Après un détour par le stoïcisme, Harper’s Bazaar continue d’explorer la sagesse antique pour inspirer la beauté d’aujourd’hui. Prochain arrêt : l’épicurisme.
Fondé par Épicure à Athènes vers 306 av. J.-C., ce courant de pensée prône la recherche du bonheur à travers la simplicité, les liens, et l’écoute de ses désirs. À distinguer de l’hédonisme — marqué par l’excès —, l’épicurisme se conçoit comme une science du plaisir. Il vise à atteindre l’ataraxie — la paix de l’âme — et l’aponie, l’absence de douleur physique. “Le plaisir dont nous parlons est celui qui consiste, pour le corps, à ne pas souffrir, et pour l’âme, à être sans trouble”, écrit Épicure dans sa fameuse Lettre à Ménécée.
L’épicurisme fonctionne comme une thérapie complète du corps et de l’esprit : il s’oriente vers les plaisirs simples et naturels — manger, dormir, cultiver l’amitié — et se distingue des plaisirs “vains”, comme la quête de richesse ou de pouvoir, qui troublent plus qu’ils n’apaisent.
L’épicurisme redéfinit le bonheur non comme intensité, mais comme régularité : un état d'équilibre et de constance, entre le corps, le temps, et le monde.
Traduit dans une sensibilité contemporaine de la beauté et du bien-être, l’épicurisme rejoint la culture wellness, qui valorise des pratiques physiques et mentales sans recherche de performance ni de compétition.

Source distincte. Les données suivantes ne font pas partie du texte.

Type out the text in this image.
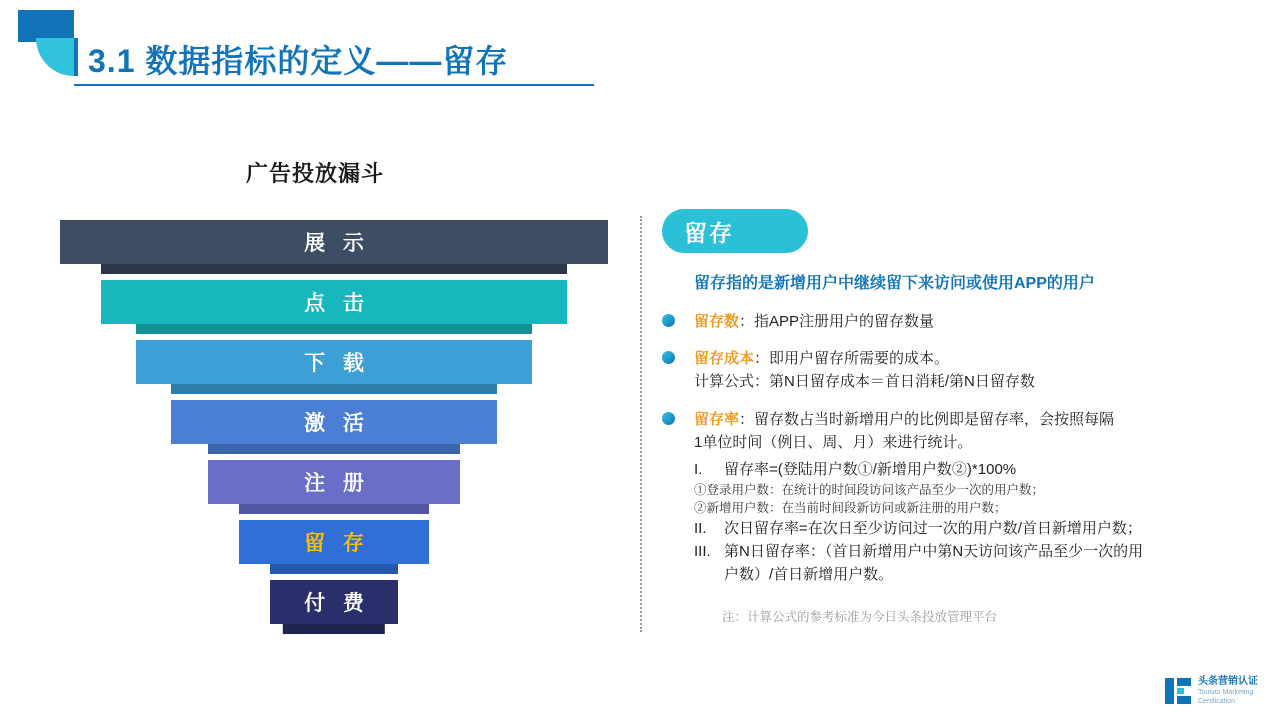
3.1 数据指标的定义——留存
广告投放漏斗
展 示
点 击
下 载
激 活
注 册
留 存
付 费
留存
留存指的是新增用户中继续留下来访问或使用APP的用户
留存数：指APP注册用户的留存数量
留存成本：即用户留存所需要的成本。
计算公式：第N日留存成本＝首日消耗/第N日留存数
留存率：留存数占当时新增用户的比例即是留存率，会按照每隔
1单位时间（例日、周、月）来进行统计。
I. 留存率=(登陆用户数①/新增用户数②)*100%
①登录用户数：在统计的时间段访问该产品至少一次的用户数；
②新增用户数：在当前时间段新访问或新注册的用户数；
II. 次日留存率=在次日至少访问过一次的用户数/首日新增用户数；
III. 第N日留存率：（首日新增用户中第N天访问该产品至少一次的用
户数）/首日新增用户数。
注：计算公式的参考标准为今日头条投放管理平台
头条营销认证
Toutiao Marketing
Certification
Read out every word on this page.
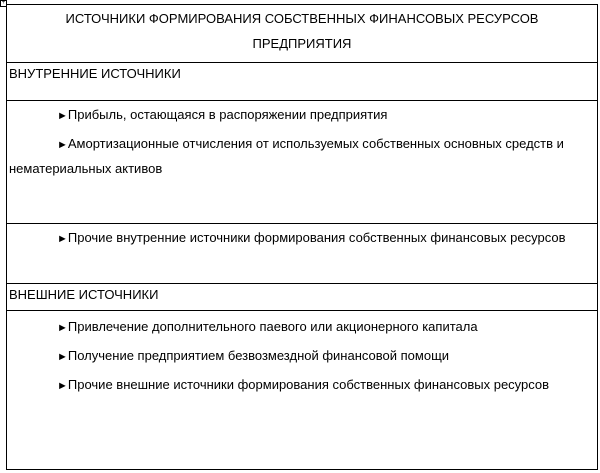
+
ИСТОЧНИКИ ФОРМИРОВАНИЯ СОБСТВЕННЫХ ФИНАНСОВЫХ РЕСУРСОВ
ПРЕДПРИЯТИЯ
ВНУТРЕННИЕ ИСТОЧНИКИ

►Прибыль, остающаяся в распоряжении предприятия

►Амортизационные отчисления от используемых собственных основных средств и нематериальных активов

►Прочие внутренние источники формирования собственных финансовых ресурсов

ВНЕШНИЕ ИСТОЧНИКИ

►Привлечение дополнительного паевого или акционерного капитала

►Получение предприятием безвозмездной финансовой помощи

►Прочие внешние источники формирования собственных финансовых ресурсов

Cette approche en douceur privilégie le yoga, les étirements, la respiration profonde, la méditation, la pleine conscience, ou encore la marche : chaque activité est envisagée comme un rituel de reconnexion à son monde intérieur et extérieur. Ici, on cultive un bien-être dans son enveloppe corporelle - comme point d’ancrage et de regard sur le monde.
Le rapport à l’alimentation s’inscrit dans cette même logique : la diététique se simplifie : elle est ni privative, ni excessive. Ce qui est valorisé est le temps passé à cuisiner, au plaisir pris dans la nourriture, au partage des repas.
Effectivement, cette philosophie accorde une grande place à l’amitié, aux liens et à la communauté, essentiels à un bien-être émotionnel et relationnel. Le self-care devient aussi care de l’autre : écoute, entraide, rituels partagés. Dîners, cérémonies, cercles de lecture, de parole ou d’écoute rejoignent ce même élan.
Une intuition déjà présente chez Émilie du Châtelet. Dans son Discours sur le bonheur, elle affirme un droit de cultiver les plaisirs simples, de s’autoriser le bonheur, et d’exercer une liberté de pensée et de vie — une forme de savoir qui dépasse les rôles imposés aux femmes, et conduit à un rapport plus libre au monde comme à soi.
Ni excès, ni ascèse : un plaisir en conscience, un bien-être durable. En reconfigurant notre rapport au temps, au corps et au plaisir, l’épicurisme redéfinit la beauté comme un état de présence libre, détaché des injonctions, ajusté à l’essentiel.